Results from the complete Phase 2 study are expected in summer, 2013. More information about the study is available at ClinicalTrials.gov.
About Fat Metabolism and Beloranib
Research continues to show that obese and lean individuals metabolize fat differently. Studies indicate that once a person becomes obese, the body undergoes certain metabolic changes and is "programmed" to make and store more fat, making it much more difficult to reduce body weight. These metabolic adaptations that take place in obese people impair the normal release and breakdown of fatty acids from adipose tissue. Simultaneously, the body becomes much more efficient in diverting calories from food and storing them as fat.
Beloranib is the first compound in its class that works by targeting a key enzyme called MetAP2 that controls the production and utilization of fatty acids.

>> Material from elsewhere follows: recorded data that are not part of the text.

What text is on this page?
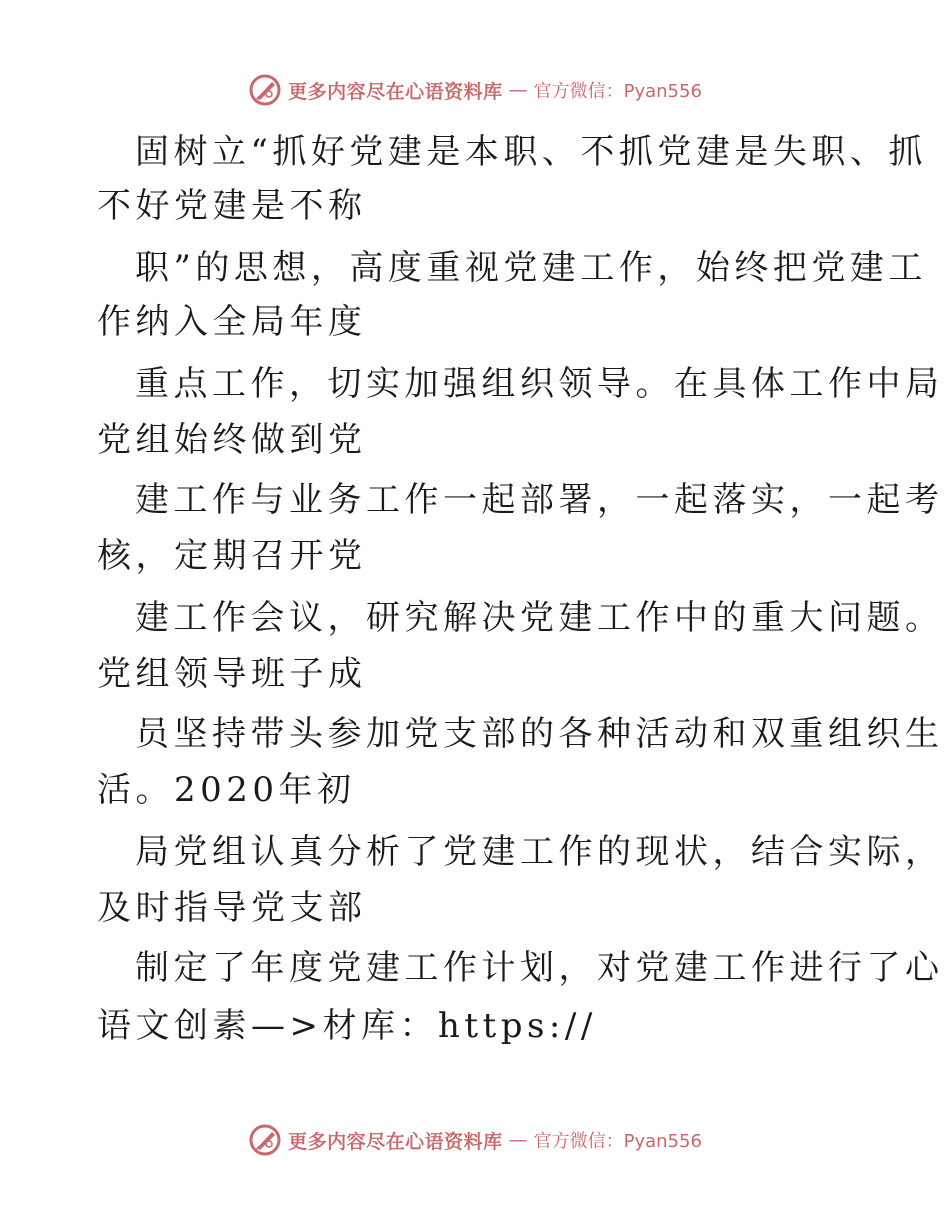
更多内容尽在心语资料库 — 官方微信：Pyan556
固树立“抓好党建是本职、不抓党建是失职、抓
不好党建是不称
职”的思想，高度重视党建工作，始终把党建工
作纳入全局年度
重点工作，切实加强组织领导。在具体工作中局
党组始终做到党
建工作与业务工作一起部署，一起落实，一起考
核，定期召开党
建工作会议，研究解决党建工作中的重大问题。
党组领导班子成
员坚持带头参加党支部的各种活动和双重组织生
活。2020年初
局党组认真分析了党建工作的现状，结合实际，
及时指导党支部
制定了年度党建工作计划，对党建工作进行了心
语文创素—>材库：https://
更多内容尽在心语资料库 — 官方微信：Pyan556
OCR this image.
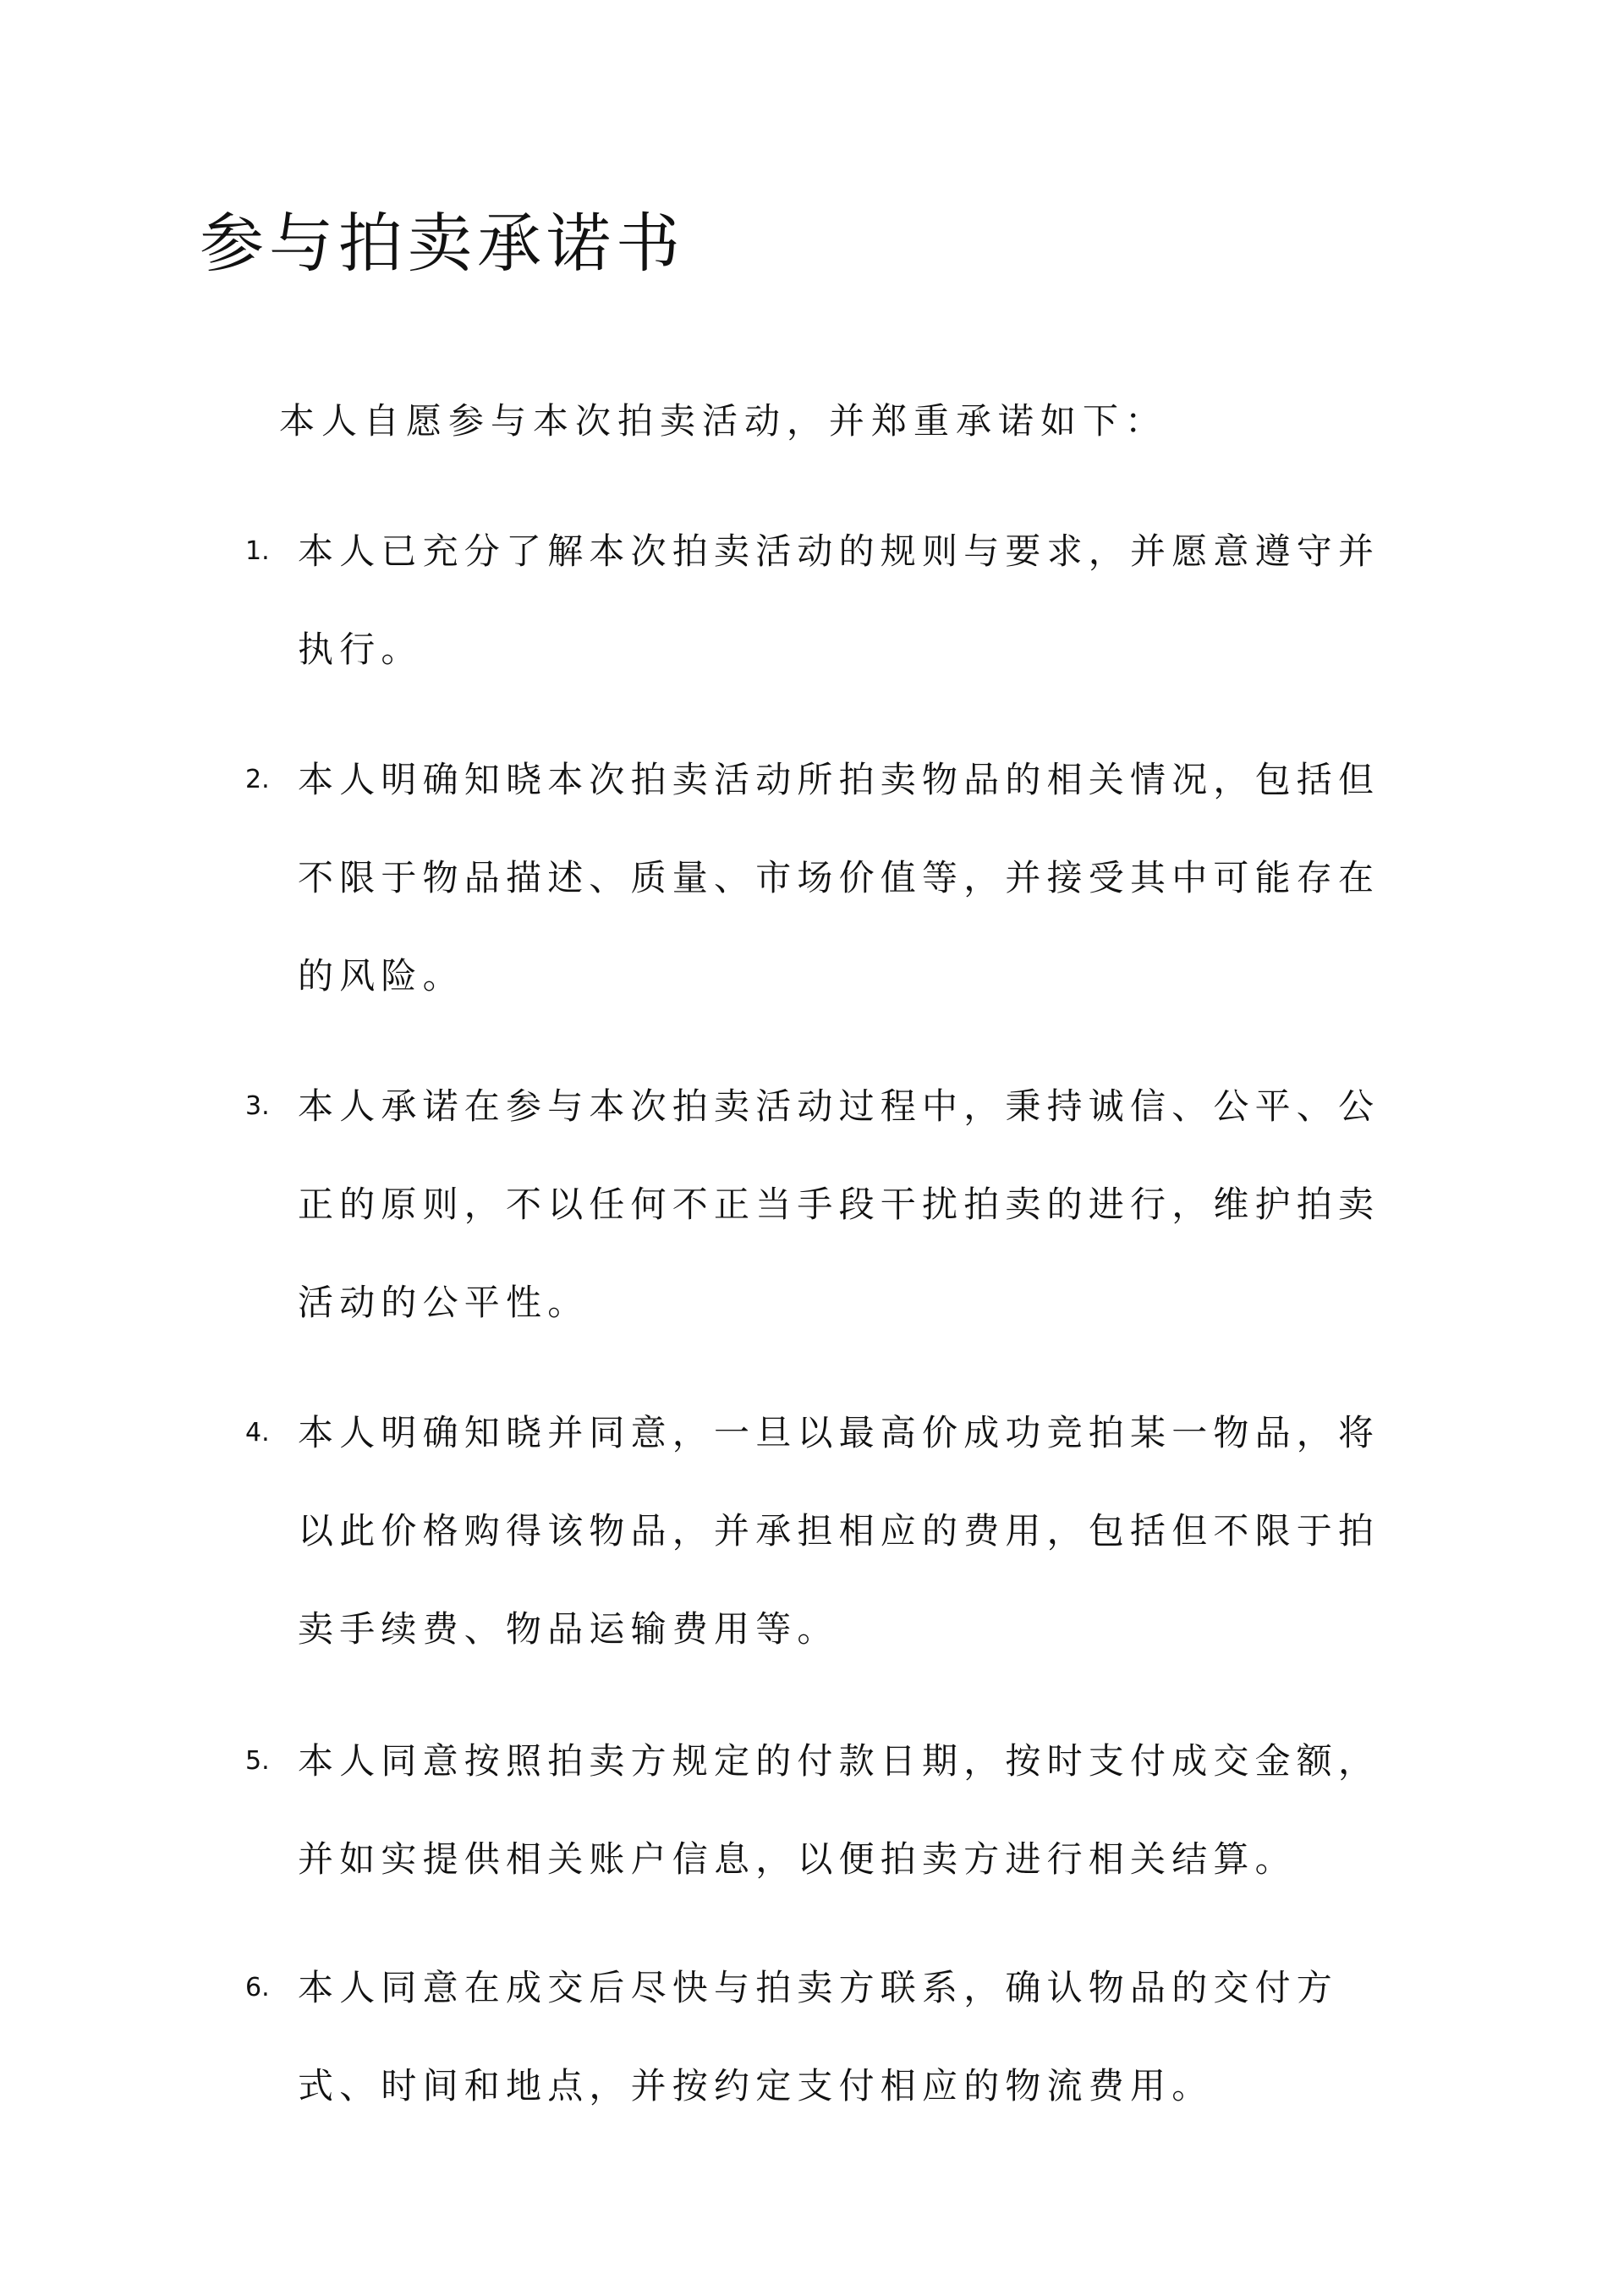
参与拍卖承诺书

本人自愿参与本次拍卖活动，并郑重承诺如下：

1. 本人已充分了解本次拍卖活动的规则与要求，并愿意遵守并执行。

2. 本人明确知晓本次拍卖活动所拍卖物品的相关情况，包括但不限于物品描述、质量、市场价值等，并接受其中可能存在的风险。

3. 本人承诺在参与本次拍卖活动过程中，秉持诚信、公平、公正的原则，不以任何不正当手段干扰拍卖的进行，维护拍卖活动的公平性。

4. 本人明确知晓并同意，一旦以最高价成功竞拍某一物品，将以此价格购得该物品，并承担相应的费用，包括但不限于拍卖手续费、物品运输费用等。

5. 本人同意按照拍卖方规定的付款日期，按时支付成交金额，并如实提供相关账户信息，以便拍卖方进行相关结算。

6. 本人同意在成交后尽快与拍卖方联系，确认物品的交付方式、时间和地点，并按约定支付相应的物流费用。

Inhibitors of MetAP2 reduce the production of new fatty acid molecules by the liver and help to convert stored fats into useful energy. Beloranib is being developed as a twice-weekly subcutaneous injection for severe obesity. Zafgen holds exclusive worldwide rights (exclusive of Korea) for development and commercialization of beloranib. The company licensed beloranib from CKD Pharma in Korea.
About Zafgen, Inc.
Zafgen is an innovative company dedicated to addressing the unmet need of severely obese patients by bringing beloranib, a first-in-class novel medicine, to market. Founded in 2005 as a capital efficient company, Zafgen brings together leading experts in obesity and metabolic disease to address the underserved and growing population of patients who are severely obese. Zafgen's singular focus is on advancing novel therapeutics for patients suffering from severe obesity and obesity-related disorders. The company is located in Cambridge, MA.